Special K Week:
The Kindle and Killing Kim Kardashian
One nice thing about getting older is that you tend to miss out on what’s trendy — unless you accidentally stumble onto it. Such was the case the other night when I happened upon Keeping Up with the Kardashians.
I don’t live in Botswana, so of course I had heard of these idiots, but I’d never actually watched their show, which apparently has been fouling the airwaves since 2007. My impressions:
1) What the hell happened to Bruce Jenner’s face?
2) That Kim is a cutie.
3) The mother, Kris Jenner, is a glorified pimp.

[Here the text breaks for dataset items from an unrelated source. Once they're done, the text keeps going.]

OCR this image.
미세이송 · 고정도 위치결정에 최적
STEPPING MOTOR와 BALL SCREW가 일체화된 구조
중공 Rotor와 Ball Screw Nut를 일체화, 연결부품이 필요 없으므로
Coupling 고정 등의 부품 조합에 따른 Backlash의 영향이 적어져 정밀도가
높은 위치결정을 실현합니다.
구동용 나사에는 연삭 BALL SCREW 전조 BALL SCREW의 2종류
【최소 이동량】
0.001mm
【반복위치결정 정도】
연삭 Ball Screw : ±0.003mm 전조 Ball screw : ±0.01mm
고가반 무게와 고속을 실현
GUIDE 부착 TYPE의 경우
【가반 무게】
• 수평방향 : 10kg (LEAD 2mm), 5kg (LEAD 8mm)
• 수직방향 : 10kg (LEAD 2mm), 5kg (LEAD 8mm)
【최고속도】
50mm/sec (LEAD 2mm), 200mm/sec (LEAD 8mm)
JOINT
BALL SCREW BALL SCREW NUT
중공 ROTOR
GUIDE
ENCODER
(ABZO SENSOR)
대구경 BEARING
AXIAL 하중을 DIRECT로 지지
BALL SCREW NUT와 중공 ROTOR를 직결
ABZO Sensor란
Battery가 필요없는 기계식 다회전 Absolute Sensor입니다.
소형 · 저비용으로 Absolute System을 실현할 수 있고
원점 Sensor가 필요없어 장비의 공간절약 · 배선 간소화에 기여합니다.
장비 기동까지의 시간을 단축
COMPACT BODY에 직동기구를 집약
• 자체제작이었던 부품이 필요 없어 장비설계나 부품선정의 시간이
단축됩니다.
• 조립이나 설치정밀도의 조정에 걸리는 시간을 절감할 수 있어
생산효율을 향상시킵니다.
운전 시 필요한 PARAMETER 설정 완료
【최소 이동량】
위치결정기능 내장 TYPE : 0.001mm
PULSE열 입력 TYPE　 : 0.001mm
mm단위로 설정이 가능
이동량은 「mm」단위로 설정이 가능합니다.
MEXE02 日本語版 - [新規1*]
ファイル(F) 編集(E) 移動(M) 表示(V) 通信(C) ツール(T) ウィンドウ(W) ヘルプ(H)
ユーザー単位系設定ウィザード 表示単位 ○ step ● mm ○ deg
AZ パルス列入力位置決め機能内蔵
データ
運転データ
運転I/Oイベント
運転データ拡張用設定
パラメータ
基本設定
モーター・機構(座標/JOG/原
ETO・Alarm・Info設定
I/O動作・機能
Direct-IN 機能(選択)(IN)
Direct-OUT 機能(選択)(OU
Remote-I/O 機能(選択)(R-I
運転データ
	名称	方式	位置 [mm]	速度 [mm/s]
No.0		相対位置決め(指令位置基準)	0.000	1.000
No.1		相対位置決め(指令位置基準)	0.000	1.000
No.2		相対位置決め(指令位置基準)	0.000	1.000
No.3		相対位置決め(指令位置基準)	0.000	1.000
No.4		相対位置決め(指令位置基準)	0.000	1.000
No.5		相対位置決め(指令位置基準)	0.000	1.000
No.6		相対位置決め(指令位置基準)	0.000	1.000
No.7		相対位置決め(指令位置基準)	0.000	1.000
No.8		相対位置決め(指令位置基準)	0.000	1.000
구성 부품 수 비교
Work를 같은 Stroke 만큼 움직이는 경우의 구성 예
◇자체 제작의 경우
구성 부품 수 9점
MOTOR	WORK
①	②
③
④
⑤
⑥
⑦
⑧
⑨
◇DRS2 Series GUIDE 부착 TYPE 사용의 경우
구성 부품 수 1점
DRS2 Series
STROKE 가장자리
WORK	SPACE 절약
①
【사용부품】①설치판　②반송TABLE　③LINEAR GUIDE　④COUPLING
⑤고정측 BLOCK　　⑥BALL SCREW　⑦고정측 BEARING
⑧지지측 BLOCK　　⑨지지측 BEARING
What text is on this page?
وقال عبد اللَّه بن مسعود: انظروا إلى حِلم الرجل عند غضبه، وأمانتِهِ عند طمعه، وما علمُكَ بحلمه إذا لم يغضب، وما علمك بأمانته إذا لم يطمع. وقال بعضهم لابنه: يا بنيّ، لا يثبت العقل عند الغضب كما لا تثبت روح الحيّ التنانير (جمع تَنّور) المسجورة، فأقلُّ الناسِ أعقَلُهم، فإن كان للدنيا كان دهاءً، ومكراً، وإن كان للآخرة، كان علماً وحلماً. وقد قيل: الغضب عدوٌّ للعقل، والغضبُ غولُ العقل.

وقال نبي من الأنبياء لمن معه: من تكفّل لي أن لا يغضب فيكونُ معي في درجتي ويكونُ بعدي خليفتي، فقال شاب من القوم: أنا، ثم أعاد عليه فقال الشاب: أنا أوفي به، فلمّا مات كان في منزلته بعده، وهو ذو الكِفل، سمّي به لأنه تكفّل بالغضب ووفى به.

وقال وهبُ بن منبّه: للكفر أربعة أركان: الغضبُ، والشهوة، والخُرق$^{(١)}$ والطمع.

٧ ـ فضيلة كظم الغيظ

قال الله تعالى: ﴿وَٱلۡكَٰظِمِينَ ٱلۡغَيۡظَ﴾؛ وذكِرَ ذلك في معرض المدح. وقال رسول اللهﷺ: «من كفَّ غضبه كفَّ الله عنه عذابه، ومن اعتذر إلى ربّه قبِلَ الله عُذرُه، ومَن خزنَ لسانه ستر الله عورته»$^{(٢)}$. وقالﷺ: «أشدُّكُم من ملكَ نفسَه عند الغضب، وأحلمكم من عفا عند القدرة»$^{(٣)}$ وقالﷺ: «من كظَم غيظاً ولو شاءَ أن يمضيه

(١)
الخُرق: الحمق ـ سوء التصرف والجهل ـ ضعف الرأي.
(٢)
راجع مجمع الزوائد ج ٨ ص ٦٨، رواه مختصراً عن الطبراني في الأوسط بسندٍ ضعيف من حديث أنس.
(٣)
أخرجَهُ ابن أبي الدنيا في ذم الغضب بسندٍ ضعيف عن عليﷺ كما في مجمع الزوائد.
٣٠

4) Somebody needs to … kill the Kardashians! I cannot see the teensiest benefit to our sharing the planet with them.
Amazon lowered the price of its e-reader, the Kindle, so I broke down and bought one. My thoughts:
1) Stephen King wrote his own appraisal of the Kindle, in which he quoted Gertrude Stein’s observation about her childhood home in Oakland: “There is no there, there.” After using the Kindle, I know what that means. It’s just an eerie sensation to realize that you cannot rifle through pages. And it sucks if you are on, say, page 78 and want to go back and read something on page 39. To do that, you must laboriously tap back 39 times for 39 pages. Very time-consuming — especially if you get to page 39 and then realize that what you’re looking for is actually on page 59. Tap, tap, tap ….
2) No color, and the graphics can suck. I read The Passage on my Kindle and there was a map in the book. But because the Kindle’s screen is so small (six-inch reading area), there was no way to get a satisfactory view of it.
3) The Web browser is slow and has a primitive display. The audio voices sound like Robby the Robot reciting Shakespeare in Pig Latin.
1) The light weight (8.7 ounces). There is something to be said for a device that lets you read War and Peace or Moby Dick with your left hand while you eat, drink, smoke, or play with yourself with your right hand.
2) Free public-domain books. Within seconds, I downloaded books by Jane Austen, Mary Roberts Rinehart, Charles Dickens, and George Bernard Shaw. It was like checking out library books without leaving my bed.
3) The instant dictionary. It’s sweet to simply highlight “repudiate” and instantly have a definition at the bottom of the screen.
1) Amazon hypes the fact that you can store up to 3,500 books on the Kindle. Nice, but do you really expect to live long enough to read 3,500 books on your Kindle?
2) A glare-free screen that allows you to read in sunshine. OK, but I can also do that with a paperback.
3) Download new books from the Amazon store in 60 seconds. Rarely do I need a book in 60 seconds. Sometimes a drink, yes. Besides, I enjoy browsing at real bookstores.